Critical Play: Walking Simulators

I played a portion of What Remains of Edith Finch (couldn’t finish due to time length). I thought that walking really pulled the story and the atmosphere together. I played the game on my iPad; the mechanics involve using two fingers on the screen at the same time, one finger to point the visual direction and the other finger to control a joystick to move forward/backwards/left/right. Additionally, there are mechanics to interact with objects in the environment and click on dialogue bubbles. I am the only player with control in the game, yet there is a strong presence of other people’s stories as the narrative involves figuring out what happened to Edith Finch’s family members. Therefore, the mechanics of being able to only control my own movements while being surrounded by other people’s stories makes the gameplay feel mysterious and eerie. The type of fun is fantasy, as I’m placed in a whole new world and story.
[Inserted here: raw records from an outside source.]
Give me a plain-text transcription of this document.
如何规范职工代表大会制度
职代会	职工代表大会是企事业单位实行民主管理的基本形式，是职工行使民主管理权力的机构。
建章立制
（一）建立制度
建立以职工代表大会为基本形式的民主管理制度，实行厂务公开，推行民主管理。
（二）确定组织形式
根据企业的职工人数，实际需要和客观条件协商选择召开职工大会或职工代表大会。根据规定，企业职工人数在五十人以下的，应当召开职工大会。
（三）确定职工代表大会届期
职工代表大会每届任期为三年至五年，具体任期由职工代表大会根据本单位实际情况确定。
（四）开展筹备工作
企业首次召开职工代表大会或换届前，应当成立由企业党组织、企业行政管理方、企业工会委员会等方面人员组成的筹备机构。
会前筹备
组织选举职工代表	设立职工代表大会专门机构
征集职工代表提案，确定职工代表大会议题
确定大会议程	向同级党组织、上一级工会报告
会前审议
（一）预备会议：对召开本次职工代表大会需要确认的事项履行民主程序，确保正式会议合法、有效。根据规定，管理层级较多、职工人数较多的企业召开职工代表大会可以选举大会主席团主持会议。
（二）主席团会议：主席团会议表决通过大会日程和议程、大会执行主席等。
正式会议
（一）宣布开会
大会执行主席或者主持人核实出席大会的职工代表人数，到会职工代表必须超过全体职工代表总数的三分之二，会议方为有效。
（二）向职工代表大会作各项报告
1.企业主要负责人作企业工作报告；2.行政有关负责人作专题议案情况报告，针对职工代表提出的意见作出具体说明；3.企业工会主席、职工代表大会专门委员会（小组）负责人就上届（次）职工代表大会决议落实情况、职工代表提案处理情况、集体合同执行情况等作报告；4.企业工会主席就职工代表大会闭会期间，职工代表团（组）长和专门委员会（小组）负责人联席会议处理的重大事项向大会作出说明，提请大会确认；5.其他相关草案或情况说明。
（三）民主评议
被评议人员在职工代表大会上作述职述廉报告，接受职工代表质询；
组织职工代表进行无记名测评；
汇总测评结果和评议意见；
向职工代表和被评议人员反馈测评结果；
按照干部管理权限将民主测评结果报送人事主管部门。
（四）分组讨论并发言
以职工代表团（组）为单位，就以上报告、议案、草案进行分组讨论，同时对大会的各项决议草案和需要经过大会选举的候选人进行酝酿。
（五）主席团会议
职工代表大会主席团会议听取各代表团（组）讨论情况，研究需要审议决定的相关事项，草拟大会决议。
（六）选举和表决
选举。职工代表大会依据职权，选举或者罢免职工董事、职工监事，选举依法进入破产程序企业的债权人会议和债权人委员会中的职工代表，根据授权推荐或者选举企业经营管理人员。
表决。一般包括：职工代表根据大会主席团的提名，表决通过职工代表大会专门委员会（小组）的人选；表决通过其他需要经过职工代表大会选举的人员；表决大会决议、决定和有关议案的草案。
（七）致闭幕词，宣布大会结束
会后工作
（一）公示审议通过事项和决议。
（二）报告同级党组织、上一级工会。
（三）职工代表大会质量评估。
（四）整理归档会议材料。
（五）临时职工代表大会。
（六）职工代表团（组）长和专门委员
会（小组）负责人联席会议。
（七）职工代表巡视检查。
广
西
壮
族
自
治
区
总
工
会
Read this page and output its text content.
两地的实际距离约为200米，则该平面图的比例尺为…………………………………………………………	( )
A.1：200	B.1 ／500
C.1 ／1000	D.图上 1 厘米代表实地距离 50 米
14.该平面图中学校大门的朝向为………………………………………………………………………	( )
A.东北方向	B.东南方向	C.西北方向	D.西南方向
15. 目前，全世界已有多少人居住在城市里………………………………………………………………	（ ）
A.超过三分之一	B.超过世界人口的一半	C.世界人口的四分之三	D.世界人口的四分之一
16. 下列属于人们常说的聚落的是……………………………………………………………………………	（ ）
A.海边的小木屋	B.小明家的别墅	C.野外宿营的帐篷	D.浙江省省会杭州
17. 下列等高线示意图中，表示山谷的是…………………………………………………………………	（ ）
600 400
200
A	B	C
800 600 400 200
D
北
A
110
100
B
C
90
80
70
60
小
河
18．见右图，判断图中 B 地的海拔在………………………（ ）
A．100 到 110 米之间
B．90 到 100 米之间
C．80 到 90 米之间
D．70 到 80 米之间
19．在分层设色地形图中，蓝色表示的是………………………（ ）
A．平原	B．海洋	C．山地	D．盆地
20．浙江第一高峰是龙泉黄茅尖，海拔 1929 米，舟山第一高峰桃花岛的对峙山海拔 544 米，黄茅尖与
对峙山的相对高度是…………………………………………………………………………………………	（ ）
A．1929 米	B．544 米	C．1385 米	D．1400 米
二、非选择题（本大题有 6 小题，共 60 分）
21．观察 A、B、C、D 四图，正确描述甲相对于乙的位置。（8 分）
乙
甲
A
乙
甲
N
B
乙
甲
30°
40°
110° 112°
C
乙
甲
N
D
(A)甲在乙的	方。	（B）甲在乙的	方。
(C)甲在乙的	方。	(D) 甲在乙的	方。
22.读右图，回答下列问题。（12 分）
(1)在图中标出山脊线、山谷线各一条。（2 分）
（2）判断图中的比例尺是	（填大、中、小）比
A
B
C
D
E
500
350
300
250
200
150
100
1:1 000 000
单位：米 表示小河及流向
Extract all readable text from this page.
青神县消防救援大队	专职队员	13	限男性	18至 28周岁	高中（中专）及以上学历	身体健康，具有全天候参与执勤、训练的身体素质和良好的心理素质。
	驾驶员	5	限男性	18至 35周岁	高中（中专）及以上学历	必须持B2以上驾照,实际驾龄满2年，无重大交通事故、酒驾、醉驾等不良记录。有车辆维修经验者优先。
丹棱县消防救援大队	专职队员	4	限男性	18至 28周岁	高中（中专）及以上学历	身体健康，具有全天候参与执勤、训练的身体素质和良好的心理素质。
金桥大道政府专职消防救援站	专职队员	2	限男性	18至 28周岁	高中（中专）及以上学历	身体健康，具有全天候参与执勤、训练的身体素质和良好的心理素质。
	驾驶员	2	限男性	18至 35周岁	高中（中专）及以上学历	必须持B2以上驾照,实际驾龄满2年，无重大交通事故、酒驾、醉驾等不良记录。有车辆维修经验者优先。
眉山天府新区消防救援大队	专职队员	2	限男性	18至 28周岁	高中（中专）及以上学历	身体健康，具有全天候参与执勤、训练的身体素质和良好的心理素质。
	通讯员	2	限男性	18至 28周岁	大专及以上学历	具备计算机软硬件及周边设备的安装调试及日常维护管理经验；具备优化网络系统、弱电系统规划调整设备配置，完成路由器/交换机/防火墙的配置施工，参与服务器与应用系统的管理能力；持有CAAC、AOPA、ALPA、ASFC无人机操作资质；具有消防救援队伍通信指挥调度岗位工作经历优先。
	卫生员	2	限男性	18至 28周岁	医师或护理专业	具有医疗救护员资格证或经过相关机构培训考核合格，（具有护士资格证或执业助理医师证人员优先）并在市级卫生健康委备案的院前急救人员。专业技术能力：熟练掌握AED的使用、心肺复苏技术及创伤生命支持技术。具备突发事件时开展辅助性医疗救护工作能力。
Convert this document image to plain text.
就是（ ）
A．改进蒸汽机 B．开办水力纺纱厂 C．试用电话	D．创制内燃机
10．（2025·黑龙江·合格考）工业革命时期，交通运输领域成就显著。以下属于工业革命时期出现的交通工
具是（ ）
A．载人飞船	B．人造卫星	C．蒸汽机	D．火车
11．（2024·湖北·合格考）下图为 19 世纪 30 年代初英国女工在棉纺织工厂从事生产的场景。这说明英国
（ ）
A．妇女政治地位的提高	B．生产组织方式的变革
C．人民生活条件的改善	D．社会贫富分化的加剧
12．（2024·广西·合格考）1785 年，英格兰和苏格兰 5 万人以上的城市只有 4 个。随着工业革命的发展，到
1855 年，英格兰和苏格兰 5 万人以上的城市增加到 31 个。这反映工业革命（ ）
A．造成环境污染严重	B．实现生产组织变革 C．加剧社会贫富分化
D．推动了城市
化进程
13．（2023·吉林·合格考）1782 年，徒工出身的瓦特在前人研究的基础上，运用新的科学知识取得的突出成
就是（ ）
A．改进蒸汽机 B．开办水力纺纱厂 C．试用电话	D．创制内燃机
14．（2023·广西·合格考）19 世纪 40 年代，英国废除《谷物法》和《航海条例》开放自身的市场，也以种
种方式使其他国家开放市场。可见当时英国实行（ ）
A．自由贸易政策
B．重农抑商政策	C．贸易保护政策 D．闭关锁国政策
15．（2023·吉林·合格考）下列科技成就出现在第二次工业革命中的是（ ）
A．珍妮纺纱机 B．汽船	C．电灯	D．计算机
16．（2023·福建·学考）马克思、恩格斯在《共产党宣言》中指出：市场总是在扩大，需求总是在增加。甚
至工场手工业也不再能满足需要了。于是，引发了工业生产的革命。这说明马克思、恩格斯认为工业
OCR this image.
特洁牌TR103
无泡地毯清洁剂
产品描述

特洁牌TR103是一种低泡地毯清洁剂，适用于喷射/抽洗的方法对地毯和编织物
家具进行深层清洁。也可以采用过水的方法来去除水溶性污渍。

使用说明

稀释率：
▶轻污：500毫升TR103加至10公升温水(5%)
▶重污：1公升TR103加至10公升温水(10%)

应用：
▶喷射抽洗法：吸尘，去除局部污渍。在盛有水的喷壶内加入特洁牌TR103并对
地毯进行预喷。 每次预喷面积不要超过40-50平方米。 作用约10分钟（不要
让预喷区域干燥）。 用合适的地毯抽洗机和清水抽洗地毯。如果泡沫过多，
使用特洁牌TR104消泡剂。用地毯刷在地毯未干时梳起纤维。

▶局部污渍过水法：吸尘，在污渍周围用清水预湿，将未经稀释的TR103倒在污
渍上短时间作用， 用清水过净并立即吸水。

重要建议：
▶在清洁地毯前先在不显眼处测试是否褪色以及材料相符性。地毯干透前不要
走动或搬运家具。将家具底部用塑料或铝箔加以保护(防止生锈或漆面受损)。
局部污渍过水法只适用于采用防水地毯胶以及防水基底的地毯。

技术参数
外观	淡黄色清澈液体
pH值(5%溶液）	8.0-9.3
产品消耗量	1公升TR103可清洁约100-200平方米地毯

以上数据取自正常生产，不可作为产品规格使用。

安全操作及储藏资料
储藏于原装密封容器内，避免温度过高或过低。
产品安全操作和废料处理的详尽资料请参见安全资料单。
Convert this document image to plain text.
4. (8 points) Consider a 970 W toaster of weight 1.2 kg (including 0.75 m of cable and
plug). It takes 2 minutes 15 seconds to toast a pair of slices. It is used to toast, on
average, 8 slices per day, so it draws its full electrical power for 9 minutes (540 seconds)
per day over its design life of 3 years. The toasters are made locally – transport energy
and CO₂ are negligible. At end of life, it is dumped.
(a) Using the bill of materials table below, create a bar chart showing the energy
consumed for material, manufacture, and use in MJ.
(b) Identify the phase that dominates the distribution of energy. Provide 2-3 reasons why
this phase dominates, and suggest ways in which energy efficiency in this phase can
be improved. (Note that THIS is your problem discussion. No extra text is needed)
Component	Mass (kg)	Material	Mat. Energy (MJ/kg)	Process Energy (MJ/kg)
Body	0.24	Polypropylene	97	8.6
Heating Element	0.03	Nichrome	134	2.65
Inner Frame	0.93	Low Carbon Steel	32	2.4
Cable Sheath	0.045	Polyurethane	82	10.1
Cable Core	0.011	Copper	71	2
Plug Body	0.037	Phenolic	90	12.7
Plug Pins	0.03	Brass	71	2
The walking simulator adds to this type of fun–since I am able to control the player’s movements and wanderings, it really makes me feel that I am placed in this imaginary world, with an imaginary role and story that I have free reign to explore, and that is fun to me as a player. Additionally, the walking simulator was enhanced by the aesthetics of the game. The visuals and the sounds made both the game environment and player actions feel very realistic, and helped make the fantasy element of fun even more potent as I could really imagine the scenario I was exploring with the help of realistic props and noises.